During the Super Bowl, those tools support broadcasters, coaches and analysts with sub-second feedback, ensuring every play can be decoded visually and statistically for fans around the world.
“Every NFL game generates millions of raw-tracking data points, yet the raw feed is only the substrate,” AWS says.
“The real data growth comes from the models that convert coordinates into usable football insight. Pressure probability, for example, estimates how likely a defender is to affect the quarterback at each moment of a pass rush and produces more than a dozen secondary metrics.”
Mike estimates that Next Gen Stats (NGS) now produces between 500 and 1,000 stats per play.
AWS says that keeping the system responsive depends on the providers’ infrastructure to ingest the feed, run the models, return results within seconds for teams and broadcasters, and store the wider data trove for deeper analysis.
Shaping rules, safety and strategy with data
At the league level, this capability extends beyond entertainment. NGS models inform player safety policies, officiating reviews and even rule changes.
For instance, the dynamic kickoff introduced in the 2024 season stemmed from NGS analysis that quantified the risks of high-speed collisions.
“The season before, we were showing Next Gen Stats animations of the space and relative speeds of the players, and that analysis became a critical part of the rules change,” says Mike Lopez, Senior Director of NFL Football Data and Analytics.
The data-driven redesign reduced lower-extremity injuries by 35% while increasing return plays and overall in-game excitement.
Two seasons of data show the dynamic kickoff is working: the 2025 return rate jumped to 75% from 32% in 2024 and, even with 1,157 more plays, lower-extremity injuries dropped 35% while concussion rates remain below the old kickoff format.
This is not all that AWS’ data is shaping, however.
AWS’ influence now extends far past the server room as new optical tracking systems – installed across every NFL venue – use 4K cameras to capture full three-dimensional skeletal movement, creating digital models of each player.
“The explosion in the volume of data can be daunting,” says Dashiell Flynn, AWS’ Principal Sports Consultant.
“But once folks wrap their heads around it, the ideas start flowing very quickly.”
Each stadium now hosts AWS servers that process the data within about 700 milliseconds.
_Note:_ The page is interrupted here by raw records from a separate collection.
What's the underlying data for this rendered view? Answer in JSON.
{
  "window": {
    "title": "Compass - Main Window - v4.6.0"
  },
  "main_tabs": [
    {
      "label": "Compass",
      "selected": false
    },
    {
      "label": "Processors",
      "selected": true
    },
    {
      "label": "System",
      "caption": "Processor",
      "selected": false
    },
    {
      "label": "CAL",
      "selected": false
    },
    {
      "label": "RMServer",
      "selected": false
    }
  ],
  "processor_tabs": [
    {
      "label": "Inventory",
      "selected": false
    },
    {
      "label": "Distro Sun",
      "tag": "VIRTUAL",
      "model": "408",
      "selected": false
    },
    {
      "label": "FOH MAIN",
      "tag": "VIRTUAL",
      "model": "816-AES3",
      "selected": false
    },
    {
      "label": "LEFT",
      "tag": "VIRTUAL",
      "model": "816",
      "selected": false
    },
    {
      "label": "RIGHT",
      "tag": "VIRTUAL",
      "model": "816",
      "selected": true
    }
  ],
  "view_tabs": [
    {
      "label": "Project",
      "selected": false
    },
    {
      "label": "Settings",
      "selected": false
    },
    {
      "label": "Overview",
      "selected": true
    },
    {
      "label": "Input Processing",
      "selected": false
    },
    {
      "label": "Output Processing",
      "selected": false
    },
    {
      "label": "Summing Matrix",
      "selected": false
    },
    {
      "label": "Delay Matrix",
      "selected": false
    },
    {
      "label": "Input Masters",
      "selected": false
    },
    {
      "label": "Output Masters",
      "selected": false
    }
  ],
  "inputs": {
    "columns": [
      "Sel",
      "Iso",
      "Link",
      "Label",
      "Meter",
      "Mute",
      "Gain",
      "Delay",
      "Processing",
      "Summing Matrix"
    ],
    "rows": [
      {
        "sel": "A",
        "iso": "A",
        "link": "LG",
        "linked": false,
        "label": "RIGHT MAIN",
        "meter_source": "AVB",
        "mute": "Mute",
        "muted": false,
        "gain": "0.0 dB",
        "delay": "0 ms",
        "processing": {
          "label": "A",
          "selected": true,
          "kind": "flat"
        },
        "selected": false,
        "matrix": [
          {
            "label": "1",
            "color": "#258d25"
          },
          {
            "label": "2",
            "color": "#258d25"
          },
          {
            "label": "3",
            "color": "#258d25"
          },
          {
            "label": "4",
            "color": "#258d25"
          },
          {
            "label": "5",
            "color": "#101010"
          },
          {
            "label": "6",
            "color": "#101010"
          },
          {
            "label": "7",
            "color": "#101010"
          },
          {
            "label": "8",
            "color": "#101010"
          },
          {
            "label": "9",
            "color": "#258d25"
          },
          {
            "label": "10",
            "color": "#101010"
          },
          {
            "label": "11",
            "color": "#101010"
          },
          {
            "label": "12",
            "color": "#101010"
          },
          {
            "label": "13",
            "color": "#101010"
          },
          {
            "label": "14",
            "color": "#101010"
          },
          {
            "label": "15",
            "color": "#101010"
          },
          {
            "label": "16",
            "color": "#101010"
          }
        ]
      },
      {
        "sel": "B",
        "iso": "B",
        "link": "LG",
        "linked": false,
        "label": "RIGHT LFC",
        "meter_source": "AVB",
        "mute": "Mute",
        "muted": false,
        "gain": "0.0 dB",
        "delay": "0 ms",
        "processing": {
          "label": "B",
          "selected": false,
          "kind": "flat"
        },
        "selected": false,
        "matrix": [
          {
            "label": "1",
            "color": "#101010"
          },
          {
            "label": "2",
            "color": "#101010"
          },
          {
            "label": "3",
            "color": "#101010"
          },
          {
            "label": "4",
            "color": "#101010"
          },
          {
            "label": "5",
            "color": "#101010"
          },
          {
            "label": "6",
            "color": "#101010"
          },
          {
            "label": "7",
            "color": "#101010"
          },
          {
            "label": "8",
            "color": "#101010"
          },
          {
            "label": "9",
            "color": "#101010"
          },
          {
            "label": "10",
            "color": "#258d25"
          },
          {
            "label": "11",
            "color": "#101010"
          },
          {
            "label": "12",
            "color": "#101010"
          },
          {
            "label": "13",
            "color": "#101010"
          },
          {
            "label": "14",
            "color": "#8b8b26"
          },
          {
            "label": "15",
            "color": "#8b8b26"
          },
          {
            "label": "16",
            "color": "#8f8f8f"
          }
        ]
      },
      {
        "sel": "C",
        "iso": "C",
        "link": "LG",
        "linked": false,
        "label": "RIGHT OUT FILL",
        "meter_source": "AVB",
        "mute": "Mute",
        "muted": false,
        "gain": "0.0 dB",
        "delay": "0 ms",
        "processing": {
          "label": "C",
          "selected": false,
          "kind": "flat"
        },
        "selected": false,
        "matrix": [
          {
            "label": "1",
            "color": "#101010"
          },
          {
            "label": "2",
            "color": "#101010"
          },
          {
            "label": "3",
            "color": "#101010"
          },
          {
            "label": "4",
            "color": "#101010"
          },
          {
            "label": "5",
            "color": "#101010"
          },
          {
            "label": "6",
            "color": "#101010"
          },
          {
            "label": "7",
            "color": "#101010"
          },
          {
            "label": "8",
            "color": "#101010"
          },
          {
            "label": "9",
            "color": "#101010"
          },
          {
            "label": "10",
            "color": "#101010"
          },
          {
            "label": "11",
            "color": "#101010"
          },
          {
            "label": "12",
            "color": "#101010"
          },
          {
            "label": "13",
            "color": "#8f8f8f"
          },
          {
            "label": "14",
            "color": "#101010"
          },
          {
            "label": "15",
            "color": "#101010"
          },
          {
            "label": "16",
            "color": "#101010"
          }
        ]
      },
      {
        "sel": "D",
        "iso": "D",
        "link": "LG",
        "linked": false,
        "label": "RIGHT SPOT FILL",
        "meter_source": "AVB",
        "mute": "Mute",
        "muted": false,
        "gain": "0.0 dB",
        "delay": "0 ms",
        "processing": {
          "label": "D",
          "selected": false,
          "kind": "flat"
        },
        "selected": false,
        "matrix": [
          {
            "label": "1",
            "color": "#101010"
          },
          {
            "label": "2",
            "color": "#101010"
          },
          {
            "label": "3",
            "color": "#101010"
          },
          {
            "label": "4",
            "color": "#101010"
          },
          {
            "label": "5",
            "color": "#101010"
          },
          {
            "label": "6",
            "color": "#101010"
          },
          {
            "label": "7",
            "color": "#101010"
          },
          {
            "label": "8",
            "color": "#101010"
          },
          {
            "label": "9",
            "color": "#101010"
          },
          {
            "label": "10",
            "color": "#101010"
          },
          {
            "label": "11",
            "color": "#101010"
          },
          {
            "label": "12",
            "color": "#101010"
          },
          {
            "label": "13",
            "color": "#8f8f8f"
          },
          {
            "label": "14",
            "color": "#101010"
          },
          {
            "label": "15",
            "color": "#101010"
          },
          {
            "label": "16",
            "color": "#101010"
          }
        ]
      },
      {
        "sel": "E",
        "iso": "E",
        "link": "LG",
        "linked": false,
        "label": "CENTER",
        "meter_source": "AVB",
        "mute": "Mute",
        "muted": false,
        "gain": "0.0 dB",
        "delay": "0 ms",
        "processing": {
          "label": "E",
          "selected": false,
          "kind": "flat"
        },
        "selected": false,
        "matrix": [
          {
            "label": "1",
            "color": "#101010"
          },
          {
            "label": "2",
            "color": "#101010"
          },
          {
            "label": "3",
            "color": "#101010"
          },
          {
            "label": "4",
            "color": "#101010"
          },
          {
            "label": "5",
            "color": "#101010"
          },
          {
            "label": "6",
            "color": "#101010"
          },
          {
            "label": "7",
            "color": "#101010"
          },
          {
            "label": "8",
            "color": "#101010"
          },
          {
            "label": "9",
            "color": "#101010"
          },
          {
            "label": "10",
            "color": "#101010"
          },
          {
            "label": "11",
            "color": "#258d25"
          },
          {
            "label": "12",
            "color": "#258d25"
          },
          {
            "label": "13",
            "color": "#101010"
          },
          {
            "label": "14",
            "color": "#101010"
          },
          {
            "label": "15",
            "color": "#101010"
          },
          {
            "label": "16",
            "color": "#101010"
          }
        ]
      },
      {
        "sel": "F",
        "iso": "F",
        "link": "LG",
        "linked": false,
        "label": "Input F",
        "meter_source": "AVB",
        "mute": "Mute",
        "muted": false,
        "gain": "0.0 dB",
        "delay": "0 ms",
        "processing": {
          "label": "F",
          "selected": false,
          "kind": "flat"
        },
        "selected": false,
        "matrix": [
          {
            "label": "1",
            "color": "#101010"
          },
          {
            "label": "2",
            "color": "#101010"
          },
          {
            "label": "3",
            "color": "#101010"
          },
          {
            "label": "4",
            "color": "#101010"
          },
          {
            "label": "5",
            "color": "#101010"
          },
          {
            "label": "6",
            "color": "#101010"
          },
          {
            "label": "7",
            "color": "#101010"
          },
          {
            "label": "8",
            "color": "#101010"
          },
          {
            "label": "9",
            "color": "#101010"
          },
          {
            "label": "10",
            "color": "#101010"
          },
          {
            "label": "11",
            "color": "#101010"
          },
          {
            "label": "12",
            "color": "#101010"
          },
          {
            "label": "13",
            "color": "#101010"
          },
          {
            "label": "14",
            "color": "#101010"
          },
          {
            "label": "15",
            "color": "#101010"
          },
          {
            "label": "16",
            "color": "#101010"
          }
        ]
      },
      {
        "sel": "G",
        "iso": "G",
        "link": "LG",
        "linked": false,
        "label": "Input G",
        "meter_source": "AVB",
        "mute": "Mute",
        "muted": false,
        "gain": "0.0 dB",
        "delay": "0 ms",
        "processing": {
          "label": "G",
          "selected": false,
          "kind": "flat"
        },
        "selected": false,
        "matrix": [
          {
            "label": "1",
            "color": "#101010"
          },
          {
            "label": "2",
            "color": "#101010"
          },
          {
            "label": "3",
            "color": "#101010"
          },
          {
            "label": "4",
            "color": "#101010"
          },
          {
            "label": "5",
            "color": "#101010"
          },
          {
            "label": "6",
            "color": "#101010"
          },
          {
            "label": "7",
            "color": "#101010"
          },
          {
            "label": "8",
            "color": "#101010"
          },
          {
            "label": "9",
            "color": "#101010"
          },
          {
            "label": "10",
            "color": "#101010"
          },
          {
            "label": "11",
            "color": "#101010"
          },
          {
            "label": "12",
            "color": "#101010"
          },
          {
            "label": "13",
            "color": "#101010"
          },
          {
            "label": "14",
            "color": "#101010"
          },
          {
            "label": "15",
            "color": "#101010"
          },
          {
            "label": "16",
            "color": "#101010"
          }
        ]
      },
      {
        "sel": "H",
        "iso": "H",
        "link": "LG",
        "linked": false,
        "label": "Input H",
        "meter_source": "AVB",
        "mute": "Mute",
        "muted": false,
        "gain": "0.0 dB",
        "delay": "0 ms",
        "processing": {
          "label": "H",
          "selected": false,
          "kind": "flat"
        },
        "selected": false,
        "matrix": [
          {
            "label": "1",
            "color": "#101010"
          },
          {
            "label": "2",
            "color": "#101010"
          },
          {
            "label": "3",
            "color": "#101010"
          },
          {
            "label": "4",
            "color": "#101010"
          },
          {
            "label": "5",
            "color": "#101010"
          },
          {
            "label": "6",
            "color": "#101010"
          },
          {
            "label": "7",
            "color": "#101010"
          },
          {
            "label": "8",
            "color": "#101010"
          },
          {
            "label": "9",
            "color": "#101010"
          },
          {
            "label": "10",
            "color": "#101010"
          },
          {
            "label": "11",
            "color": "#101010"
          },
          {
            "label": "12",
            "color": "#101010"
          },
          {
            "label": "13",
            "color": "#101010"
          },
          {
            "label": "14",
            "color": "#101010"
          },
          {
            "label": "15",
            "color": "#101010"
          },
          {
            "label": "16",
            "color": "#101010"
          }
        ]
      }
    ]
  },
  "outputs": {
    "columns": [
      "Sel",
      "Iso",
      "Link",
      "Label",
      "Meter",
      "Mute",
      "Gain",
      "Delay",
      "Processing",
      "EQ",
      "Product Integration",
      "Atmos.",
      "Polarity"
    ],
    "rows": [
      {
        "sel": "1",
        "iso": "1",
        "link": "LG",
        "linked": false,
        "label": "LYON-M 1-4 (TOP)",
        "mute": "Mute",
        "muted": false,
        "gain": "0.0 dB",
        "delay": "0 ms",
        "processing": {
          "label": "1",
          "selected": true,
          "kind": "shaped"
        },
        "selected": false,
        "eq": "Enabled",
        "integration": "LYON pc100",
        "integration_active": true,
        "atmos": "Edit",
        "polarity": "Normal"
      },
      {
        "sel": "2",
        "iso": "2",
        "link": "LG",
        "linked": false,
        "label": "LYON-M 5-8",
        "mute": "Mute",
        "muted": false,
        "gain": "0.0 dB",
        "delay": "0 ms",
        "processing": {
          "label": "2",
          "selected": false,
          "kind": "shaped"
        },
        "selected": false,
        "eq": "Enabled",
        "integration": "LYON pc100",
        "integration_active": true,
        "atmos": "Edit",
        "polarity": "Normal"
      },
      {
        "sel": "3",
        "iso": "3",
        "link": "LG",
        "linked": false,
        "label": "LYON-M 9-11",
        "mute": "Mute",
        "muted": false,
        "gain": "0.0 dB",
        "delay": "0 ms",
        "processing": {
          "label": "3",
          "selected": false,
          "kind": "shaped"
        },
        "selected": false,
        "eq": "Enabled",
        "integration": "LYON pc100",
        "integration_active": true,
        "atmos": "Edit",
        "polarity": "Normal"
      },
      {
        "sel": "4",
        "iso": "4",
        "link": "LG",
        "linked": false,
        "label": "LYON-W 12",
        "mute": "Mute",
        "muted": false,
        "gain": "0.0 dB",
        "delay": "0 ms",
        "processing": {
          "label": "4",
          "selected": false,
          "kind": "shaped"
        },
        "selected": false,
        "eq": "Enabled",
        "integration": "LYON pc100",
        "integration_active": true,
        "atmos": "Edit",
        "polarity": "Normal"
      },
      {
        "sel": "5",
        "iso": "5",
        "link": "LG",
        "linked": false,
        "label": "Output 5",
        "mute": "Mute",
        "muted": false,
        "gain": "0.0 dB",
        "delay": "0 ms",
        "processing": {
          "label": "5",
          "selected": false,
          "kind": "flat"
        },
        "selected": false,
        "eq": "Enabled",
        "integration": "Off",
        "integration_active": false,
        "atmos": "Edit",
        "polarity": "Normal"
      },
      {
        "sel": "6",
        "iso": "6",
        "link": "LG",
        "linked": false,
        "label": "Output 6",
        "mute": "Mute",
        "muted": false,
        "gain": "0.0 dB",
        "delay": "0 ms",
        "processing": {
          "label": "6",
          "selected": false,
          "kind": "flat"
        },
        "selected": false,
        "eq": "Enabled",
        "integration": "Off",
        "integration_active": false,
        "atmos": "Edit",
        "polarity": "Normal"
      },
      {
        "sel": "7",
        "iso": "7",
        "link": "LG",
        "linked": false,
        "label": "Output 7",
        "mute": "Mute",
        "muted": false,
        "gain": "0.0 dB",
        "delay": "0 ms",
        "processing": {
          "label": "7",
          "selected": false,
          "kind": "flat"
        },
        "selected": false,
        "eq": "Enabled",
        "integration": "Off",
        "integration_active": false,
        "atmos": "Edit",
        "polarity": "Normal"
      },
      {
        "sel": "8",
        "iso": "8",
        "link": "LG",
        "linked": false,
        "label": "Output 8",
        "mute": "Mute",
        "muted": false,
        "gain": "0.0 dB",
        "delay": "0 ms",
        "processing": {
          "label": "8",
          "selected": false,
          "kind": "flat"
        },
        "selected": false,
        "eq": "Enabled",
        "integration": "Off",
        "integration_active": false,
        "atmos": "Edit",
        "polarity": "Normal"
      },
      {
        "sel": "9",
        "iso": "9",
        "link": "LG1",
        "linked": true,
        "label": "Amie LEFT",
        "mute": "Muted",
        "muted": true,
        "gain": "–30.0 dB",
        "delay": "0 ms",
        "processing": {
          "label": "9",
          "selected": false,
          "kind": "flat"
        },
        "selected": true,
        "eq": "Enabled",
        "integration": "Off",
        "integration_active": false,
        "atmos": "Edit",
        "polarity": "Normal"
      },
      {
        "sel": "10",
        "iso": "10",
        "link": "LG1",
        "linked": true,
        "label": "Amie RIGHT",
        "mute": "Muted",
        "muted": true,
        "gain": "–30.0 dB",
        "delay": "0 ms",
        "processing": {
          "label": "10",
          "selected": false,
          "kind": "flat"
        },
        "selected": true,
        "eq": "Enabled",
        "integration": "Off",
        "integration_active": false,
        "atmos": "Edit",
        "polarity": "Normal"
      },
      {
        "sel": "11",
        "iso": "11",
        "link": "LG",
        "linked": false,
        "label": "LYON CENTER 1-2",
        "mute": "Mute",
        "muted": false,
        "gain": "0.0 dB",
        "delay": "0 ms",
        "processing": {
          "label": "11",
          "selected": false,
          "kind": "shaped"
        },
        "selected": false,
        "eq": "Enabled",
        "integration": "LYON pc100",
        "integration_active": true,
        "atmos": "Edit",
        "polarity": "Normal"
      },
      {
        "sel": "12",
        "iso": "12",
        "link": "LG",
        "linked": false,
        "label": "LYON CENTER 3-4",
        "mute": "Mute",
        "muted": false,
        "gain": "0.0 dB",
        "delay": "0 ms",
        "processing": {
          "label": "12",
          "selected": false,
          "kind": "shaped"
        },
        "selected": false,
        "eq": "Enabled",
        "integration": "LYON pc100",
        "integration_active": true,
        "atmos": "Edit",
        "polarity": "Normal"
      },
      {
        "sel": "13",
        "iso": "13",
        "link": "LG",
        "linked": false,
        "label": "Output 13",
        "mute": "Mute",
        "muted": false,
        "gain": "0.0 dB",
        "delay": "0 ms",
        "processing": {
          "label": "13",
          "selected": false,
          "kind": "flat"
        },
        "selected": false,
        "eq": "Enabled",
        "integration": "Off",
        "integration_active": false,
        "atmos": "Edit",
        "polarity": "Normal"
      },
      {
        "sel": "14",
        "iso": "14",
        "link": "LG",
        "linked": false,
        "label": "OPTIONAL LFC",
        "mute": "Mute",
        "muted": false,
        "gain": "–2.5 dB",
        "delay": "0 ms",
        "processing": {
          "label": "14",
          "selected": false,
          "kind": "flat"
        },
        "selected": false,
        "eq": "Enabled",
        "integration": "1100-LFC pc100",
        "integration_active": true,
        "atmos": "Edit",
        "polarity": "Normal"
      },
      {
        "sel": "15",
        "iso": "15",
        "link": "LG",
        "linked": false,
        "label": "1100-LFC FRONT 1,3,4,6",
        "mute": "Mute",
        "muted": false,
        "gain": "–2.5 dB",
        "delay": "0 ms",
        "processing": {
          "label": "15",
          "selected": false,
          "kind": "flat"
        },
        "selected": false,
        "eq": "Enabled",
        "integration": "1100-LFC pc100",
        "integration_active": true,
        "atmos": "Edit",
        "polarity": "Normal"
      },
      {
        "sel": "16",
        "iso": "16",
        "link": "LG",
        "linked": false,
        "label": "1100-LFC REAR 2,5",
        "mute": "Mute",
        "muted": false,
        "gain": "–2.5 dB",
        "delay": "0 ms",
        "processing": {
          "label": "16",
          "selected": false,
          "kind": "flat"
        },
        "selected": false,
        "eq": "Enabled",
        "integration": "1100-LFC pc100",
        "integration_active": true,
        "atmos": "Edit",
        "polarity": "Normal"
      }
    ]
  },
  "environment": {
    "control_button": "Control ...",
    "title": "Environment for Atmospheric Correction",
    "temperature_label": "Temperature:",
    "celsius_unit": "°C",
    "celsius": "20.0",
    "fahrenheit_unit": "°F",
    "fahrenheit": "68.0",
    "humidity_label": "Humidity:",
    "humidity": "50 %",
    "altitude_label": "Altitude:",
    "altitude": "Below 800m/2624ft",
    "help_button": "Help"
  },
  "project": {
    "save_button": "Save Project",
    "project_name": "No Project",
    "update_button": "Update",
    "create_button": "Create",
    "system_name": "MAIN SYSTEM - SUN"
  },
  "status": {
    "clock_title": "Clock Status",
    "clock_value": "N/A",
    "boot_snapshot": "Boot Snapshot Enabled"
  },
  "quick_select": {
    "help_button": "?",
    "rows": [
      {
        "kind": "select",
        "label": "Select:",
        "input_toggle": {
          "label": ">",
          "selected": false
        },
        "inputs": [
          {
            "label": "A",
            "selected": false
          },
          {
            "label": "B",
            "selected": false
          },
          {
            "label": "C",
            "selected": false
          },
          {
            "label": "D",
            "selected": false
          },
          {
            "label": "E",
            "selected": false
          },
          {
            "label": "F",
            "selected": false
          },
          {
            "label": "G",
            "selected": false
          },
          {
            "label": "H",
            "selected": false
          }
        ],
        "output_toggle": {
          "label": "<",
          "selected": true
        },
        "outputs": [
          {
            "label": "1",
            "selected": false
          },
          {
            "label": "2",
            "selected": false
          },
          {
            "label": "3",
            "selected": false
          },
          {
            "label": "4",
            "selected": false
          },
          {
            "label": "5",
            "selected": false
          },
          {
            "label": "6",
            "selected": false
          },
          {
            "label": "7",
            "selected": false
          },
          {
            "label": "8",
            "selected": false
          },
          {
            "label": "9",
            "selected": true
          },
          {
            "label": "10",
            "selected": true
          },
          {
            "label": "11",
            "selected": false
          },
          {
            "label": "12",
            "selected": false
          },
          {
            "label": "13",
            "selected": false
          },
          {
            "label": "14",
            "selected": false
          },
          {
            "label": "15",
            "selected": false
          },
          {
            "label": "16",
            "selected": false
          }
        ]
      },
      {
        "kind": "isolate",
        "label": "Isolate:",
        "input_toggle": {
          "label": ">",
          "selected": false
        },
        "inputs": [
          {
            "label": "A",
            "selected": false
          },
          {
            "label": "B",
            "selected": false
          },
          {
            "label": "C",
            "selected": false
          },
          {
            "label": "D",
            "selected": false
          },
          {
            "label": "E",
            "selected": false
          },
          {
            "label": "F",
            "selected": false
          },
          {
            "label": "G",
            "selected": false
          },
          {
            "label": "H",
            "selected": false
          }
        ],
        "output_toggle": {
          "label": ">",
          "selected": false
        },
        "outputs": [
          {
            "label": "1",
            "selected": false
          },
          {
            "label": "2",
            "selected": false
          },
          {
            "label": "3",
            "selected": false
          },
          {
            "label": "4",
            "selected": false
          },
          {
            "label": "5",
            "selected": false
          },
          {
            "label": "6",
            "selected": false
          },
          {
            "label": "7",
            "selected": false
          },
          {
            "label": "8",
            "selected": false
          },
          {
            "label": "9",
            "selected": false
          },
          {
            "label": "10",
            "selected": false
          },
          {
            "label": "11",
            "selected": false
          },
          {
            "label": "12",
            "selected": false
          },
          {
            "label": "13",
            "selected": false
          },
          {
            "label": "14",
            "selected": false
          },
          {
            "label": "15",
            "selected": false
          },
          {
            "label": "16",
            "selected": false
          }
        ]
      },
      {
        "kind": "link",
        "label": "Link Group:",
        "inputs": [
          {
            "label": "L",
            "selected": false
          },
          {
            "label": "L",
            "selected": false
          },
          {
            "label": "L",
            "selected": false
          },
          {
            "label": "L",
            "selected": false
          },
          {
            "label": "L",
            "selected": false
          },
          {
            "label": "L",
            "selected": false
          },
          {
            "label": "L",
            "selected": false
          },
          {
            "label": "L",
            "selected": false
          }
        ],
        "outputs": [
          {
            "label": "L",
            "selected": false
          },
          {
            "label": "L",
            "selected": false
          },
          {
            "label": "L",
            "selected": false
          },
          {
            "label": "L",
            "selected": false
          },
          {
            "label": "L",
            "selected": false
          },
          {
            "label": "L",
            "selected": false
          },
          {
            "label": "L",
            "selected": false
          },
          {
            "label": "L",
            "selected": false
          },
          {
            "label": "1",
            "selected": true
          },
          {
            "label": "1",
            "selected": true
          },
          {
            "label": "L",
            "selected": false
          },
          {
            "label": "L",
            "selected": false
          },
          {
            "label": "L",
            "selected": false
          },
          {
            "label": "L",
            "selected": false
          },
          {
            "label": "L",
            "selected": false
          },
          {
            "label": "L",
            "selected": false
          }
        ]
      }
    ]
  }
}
The processed, simplified data is then sent to the cloud, where ML models run in less than 100 milliseconds and returns analysis to the production team, keeping the full capture-to-analysis pipeline to under a second.
For AWS, the Super Bowl has become an annual showcase of what enterprise-grade AI systems can accomplish in real time.
Ten years into the partnership, the NFL’s data infrastructure looks less like a collection of servers and dashboards and more like a sport’s neural network – one that’s learning, predicting and evolving with every movement.